• Biologie

  • Progression et métastases

Polycomb protein EZH2 regulates tumor invasion via the transcriptional repression of the metastasis suppressor RKIP in breast and prostate cancer

Menée sur des lignées cellulaires de cancers de la prostate et du sein ainsi que sur des échantillons tumoraux, cette étude met en évidence un mécanisme par lequel le gène EZH2 favorise l'invasion des cellules cancéreuses

Epigenetic modifications such as histone methylation play an important role in human cancer metastasis. EZH2, which encodes the histone methyltransferase component of the polycomb repressive complex 2 (PRC2), is overexpressed widely in breast and prostate cancers and epigenetically silences tumor suppressor genes. Expression levels of the novel tumor and metastasis suppressor RKIP have been shown to correlate negatively with those of EZH2 in breast and prostate cell lines as well as in clinical cancer tissues. Here we show that the RKIP/EZH2 ratio significantly decreases with the severity of disease and is negatively associated with relapse-free survival in breast cancer.

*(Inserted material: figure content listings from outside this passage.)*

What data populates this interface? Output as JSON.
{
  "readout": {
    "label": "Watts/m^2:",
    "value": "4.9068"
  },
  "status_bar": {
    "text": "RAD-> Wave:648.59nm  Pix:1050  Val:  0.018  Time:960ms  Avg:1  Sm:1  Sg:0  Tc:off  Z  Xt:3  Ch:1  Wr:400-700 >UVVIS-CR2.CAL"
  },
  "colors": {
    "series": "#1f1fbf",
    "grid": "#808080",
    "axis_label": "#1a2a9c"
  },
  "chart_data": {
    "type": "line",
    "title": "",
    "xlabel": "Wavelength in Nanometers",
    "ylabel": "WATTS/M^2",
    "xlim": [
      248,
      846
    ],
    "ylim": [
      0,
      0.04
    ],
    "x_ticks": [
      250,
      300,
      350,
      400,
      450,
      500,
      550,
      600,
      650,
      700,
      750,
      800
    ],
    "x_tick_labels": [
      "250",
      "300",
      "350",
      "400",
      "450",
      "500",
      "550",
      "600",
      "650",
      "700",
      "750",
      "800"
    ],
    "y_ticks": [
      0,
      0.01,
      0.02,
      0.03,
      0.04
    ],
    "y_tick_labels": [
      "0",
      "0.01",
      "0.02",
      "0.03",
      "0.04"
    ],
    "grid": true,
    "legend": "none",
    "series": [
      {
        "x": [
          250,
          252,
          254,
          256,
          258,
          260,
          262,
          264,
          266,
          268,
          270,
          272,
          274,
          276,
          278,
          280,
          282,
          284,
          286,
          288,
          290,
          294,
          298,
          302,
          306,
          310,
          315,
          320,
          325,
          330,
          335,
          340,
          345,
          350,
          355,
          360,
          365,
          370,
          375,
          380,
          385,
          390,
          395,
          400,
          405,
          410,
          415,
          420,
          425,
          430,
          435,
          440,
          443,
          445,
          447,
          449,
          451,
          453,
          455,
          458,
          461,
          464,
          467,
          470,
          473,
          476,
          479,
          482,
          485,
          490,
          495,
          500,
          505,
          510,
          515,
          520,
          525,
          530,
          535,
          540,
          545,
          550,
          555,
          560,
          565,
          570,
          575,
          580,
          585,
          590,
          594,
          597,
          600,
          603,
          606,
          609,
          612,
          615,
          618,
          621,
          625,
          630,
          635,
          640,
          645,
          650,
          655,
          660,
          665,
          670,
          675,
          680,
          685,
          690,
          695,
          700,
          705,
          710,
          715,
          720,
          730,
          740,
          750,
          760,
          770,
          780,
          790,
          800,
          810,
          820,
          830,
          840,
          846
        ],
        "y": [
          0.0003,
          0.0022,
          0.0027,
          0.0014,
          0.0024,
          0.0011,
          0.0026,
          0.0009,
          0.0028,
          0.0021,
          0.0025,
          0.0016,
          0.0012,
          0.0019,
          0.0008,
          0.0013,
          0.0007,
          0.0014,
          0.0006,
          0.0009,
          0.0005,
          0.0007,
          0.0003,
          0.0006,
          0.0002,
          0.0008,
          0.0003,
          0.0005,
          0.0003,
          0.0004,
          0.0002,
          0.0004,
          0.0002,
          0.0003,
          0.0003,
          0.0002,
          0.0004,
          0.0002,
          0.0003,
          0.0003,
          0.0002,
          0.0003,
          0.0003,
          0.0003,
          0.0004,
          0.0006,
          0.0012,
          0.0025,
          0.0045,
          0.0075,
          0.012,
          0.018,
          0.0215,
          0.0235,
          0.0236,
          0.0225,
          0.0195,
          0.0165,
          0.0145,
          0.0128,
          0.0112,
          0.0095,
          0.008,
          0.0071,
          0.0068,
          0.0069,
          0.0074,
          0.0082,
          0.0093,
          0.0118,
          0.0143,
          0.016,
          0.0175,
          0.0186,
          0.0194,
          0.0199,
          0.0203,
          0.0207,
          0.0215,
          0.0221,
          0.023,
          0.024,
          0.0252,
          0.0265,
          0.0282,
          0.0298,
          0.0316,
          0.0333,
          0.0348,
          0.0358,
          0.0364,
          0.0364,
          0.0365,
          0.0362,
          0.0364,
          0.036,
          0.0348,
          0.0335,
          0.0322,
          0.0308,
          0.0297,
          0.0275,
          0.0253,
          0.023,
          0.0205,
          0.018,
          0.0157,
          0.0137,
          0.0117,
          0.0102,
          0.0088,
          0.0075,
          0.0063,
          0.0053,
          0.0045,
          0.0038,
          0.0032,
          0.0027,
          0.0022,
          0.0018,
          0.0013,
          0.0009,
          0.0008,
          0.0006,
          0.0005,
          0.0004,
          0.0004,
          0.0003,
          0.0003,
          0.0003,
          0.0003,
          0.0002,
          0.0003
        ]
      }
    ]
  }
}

Using a combination of loss- and gain-of-function approaches, we found that EZH2 negatively regulated RKIP transcription through repression-associated histone modifications. Direct recruitment of EZH2 and Suz12 to the proximal E-boxes of the RKIP promoter was accompanied by H3-K27-me3 and H3-K9-me3 modifications. The repressing activity of EZH2 on RKIP expression was dependent on HDAC promoter recruitment and was negatively regulated upstream by miR-101. Together, our findings indicate that EZH2 accelerates cancer cell invasion, in part, via RKIP inhibition. The data also implicate EZH2 in the regulation of RKIP transcription, suggesting a potential mechanism by which EZH2 promotes tumor progression and metastasis.